My hope is that as I continue to identify desirable traits that I believe to be beneficial but recessive in nature and work towards fixing this recessive trait by planning mating where both parents possess the recessive gene through the X sex chromosome, via record keeping, I will be able to select breeding pairs that demonstrate an ability to produce progeny that throw the highest number of the desired traits.
March 30, 2011 Based upon the Midget White breeding program, my Pixie Whites are compact turkeys that I have been breeding for the past three years specifically for the small acreage farmer; who requires a naturally breeding, compact, white friendly turkey who can be relied on to breed true. The foundation TOM is a Midget White turkey from as close as I could get to the 2007 Wisconsin dispersed flock. My initial foundation hens were advertised as Midget Whites but I put no stock in that.
Over the past three years, I have aggressively culled my flock down to the best seven hens every year and the top two Toms for the sole purpose of recreating as best I could a "dinner table" turkey possessing quality breast fleshing and high egg production; while retaining the qualities of a heritage fowl.
I am doing this because the advertised Midget Whites I purchased, had lost their "midget" size. Via lights, isolated breeding pens and heated barn, I am currently on my fourth generation of line-breeding for consistent traits. Plus, I love the science behind structured pedigrees based upon genetics!
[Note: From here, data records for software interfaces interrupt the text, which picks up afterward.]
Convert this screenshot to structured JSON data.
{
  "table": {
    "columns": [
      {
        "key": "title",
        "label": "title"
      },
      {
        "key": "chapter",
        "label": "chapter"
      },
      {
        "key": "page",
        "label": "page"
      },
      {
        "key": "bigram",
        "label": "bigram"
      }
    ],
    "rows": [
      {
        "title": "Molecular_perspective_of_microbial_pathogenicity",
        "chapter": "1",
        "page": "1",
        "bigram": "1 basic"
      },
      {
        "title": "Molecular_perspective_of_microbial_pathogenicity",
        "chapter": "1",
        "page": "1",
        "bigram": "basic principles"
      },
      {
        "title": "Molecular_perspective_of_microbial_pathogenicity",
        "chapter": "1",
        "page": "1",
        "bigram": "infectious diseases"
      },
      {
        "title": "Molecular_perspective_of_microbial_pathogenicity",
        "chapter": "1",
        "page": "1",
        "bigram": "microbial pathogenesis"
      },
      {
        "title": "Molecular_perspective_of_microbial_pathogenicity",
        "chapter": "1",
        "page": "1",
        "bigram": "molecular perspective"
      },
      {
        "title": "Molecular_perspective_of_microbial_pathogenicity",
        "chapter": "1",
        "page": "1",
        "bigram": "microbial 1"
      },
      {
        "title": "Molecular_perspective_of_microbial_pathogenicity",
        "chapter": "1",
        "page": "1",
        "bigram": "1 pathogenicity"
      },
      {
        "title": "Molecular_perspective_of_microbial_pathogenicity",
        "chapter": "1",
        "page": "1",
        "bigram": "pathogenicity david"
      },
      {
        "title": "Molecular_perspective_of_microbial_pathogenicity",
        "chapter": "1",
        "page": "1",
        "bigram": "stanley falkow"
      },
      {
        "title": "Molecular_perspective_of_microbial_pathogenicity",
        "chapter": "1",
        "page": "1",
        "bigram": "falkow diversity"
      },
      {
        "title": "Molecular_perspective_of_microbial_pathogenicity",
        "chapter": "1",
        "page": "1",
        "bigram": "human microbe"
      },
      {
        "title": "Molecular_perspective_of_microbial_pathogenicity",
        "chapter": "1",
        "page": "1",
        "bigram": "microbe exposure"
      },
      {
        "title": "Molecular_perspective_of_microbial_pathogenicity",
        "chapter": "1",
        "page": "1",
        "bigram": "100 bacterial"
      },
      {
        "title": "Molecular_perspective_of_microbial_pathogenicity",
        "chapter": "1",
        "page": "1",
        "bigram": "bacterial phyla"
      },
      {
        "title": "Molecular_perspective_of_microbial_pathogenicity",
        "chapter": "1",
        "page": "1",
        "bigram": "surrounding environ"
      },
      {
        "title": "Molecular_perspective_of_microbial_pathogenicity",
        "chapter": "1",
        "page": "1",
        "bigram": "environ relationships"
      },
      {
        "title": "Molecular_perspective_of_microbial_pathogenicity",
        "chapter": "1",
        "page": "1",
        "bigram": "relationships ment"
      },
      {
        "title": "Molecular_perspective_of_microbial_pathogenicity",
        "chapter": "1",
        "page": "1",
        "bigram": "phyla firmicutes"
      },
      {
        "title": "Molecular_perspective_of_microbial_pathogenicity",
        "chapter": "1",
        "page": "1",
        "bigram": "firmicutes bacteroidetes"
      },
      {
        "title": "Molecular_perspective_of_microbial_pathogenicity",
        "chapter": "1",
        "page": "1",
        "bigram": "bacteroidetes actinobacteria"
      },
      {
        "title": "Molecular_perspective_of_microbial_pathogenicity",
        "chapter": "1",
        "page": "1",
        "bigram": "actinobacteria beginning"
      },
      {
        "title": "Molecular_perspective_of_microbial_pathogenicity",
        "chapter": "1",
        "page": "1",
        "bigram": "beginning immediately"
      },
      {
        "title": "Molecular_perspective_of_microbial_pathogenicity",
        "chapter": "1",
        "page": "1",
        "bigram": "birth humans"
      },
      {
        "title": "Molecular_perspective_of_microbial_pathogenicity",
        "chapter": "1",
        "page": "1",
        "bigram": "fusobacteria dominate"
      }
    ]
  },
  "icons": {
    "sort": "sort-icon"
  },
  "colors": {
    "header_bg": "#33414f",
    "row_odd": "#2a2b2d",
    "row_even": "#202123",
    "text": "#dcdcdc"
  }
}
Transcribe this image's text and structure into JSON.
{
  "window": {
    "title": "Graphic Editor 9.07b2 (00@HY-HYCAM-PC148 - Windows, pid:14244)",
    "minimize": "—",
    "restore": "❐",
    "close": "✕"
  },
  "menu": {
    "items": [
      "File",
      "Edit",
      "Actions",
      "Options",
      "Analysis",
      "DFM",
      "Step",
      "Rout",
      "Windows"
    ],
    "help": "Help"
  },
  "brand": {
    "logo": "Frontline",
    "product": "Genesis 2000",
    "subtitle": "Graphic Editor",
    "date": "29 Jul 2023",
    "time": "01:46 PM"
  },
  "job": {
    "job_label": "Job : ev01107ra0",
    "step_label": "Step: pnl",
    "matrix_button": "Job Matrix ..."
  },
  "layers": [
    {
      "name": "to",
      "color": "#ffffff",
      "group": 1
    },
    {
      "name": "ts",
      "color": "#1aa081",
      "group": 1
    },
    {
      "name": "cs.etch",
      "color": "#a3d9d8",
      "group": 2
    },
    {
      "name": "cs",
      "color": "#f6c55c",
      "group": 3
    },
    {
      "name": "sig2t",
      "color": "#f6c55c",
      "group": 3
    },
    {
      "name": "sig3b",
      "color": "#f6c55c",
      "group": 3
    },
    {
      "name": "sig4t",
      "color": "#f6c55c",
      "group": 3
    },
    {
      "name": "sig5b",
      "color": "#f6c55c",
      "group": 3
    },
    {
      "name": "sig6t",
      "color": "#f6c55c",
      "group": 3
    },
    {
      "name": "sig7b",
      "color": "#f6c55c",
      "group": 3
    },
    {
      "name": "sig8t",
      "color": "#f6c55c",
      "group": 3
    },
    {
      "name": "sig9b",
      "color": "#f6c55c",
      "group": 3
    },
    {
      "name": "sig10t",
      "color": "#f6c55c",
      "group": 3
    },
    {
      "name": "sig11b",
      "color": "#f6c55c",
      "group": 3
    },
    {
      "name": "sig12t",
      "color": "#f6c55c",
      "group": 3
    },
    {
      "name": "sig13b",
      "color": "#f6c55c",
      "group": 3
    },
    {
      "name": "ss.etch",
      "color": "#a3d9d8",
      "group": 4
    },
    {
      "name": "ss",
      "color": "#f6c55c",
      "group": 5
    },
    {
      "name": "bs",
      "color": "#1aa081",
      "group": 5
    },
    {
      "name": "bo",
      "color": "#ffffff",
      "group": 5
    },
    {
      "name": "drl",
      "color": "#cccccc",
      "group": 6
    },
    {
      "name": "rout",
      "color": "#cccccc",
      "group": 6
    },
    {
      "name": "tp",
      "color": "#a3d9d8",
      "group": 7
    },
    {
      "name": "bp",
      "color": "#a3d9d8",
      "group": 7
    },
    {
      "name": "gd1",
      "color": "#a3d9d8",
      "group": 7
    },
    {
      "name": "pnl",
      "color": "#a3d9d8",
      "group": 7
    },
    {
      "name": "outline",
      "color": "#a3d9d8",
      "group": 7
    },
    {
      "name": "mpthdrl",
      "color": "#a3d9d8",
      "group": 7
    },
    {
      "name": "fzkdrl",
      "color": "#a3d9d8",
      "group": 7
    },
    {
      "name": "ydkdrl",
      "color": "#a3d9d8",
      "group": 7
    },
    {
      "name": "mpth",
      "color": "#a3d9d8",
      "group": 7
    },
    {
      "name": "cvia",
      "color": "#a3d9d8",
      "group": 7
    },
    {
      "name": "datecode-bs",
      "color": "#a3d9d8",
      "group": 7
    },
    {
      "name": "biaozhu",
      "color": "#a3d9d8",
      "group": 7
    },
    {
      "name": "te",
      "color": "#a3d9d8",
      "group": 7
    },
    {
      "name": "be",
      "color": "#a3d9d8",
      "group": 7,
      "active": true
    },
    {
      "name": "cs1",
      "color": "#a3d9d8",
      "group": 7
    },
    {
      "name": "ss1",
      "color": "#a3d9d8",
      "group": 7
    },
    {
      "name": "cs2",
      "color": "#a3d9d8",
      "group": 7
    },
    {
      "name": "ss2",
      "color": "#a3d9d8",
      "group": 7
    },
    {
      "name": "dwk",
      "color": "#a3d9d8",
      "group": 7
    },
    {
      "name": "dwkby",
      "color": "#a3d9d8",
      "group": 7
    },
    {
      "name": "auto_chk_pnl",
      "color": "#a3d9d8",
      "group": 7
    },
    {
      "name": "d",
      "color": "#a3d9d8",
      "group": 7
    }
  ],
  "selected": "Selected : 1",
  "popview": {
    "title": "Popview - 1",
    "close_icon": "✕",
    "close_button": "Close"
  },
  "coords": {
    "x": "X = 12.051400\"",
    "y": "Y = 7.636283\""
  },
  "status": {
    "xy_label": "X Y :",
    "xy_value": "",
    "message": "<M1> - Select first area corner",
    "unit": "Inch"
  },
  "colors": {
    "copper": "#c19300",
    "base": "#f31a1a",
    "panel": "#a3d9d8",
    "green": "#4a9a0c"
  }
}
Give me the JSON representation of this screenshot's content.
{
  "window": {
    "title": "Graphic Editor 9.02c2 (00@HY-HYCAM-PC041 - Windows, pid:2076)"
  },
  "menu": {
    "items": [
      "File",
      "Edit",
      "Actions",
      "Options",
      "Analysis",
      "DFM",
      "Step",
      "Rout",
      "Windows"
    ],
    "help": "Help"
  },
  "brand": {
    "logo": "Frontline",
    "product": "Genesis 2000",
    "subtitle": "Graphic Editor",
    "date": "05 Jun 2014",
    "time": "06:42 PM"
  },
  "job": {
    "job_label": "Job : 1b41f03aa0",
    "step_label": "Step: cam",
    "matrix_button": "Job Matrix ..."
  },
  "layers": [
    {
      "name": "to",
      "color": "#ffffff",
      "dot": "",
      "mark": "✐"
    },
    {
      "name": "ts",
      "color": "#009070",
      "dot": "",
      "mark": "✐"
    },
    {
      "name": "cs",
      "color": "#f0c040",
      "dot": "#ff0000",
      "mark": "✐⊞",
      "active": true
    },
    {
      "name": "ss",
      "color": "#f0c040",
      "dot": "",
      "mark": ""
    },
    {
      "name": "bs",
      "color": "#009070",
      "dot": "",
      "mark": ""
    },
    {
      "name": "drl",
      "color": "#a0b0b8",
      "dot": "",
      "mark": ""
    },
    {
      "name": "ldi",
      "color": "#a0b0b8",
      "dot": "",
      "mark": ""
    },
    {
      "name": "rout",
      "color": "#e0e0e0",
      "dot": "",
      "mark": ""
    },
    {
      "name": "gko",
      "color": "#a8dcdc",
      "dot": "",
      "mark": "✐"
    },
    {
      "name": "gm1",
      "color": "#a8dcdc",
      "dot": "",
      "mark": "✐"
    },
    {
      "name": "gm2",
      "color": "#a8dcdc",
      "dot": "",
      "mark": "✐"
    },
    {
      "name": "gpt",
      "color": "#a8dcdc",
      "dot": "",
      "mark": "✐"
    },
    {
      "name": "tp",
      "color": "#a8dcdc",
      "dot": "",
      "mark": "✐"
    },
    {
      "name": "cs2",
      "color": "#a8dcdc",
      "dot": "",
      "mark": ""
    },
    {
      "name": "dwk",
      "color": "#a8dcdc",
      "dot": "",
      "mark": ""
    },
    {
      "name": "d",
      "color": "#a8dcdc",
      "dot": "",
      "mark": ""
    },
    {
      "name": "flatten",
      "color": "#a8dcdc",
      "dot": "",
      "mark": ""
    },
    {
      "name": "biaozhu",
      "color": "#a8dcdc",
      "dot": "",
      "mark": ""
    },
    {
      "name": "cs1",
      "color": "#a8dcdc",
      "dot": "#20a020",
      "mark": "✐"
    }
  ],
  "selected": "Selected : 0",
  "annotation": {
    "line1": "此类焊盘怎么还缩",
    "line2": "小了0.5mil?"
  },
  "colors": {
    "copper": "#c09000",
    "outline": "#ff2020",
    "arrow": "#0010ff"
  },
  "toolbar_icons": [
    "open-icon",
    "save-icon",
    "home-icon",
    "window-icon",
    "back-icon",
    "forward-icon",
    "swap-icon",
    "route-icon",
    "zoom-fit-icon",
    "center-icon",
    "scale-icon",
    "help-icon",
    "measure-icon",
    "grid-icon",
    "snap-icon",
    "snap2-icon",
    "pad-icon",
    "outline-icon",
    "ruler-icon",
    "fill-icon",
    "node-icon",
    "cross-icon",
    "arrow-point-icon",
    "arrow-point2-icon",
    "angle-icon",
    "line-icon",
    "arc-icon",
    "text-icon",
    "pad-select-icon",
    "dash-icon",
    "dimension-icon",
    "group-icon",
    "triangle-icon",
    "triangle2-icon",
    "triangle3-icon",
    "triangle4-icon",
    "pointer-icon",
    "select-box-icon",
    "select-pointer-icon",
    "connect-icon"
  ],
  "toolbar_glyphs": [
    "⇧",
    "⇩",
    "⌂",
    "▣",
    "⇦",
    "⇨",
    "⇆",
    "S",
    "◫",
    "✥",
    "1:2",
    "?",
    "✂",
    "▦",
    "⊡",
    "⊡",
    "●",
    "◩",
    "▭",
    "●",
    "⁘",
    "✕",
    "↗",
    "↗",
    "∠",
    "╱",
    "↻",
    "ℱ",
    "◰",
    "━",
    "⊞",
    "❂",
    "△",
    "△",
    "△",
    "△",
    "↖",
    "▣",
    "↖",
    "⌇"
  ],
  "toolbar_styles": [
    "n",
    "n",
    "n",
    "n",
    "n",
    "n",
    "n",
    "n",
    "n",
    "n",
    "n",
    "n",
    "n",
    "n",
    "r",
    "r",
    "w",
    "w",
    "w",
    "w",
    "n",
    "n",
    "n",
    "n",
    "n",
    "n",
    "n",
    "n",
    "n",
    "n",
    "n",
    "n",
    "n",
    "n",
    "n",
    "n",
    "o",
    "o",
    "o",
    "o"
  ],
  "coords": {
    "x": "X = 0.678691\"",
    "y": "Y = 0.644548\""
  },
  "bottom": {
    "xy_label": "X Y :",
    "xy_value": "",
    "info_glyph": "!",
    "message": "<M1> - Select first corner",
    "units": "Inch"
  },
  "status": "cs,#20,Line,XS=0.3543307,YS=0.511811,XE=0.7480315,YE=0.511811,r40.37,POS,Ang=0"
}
My "lofty" goal is to produce seed breeders that past on the above stated desired traits. Last year was the first time I sold my poults to a local 4-her who won the championship breeding pair at the 2010 Cass Co County Fair. It is no small feat for a heritage bird to gain enough quality breast fleshing in six months to beat out a commercial white.
In 2010, my Toms processed out between 15-18 lbs, with hens around 6-8 lbs. around sexual maturity, six - seven months. When I get time, I am going to start blogging details about my trapped nest breeding program.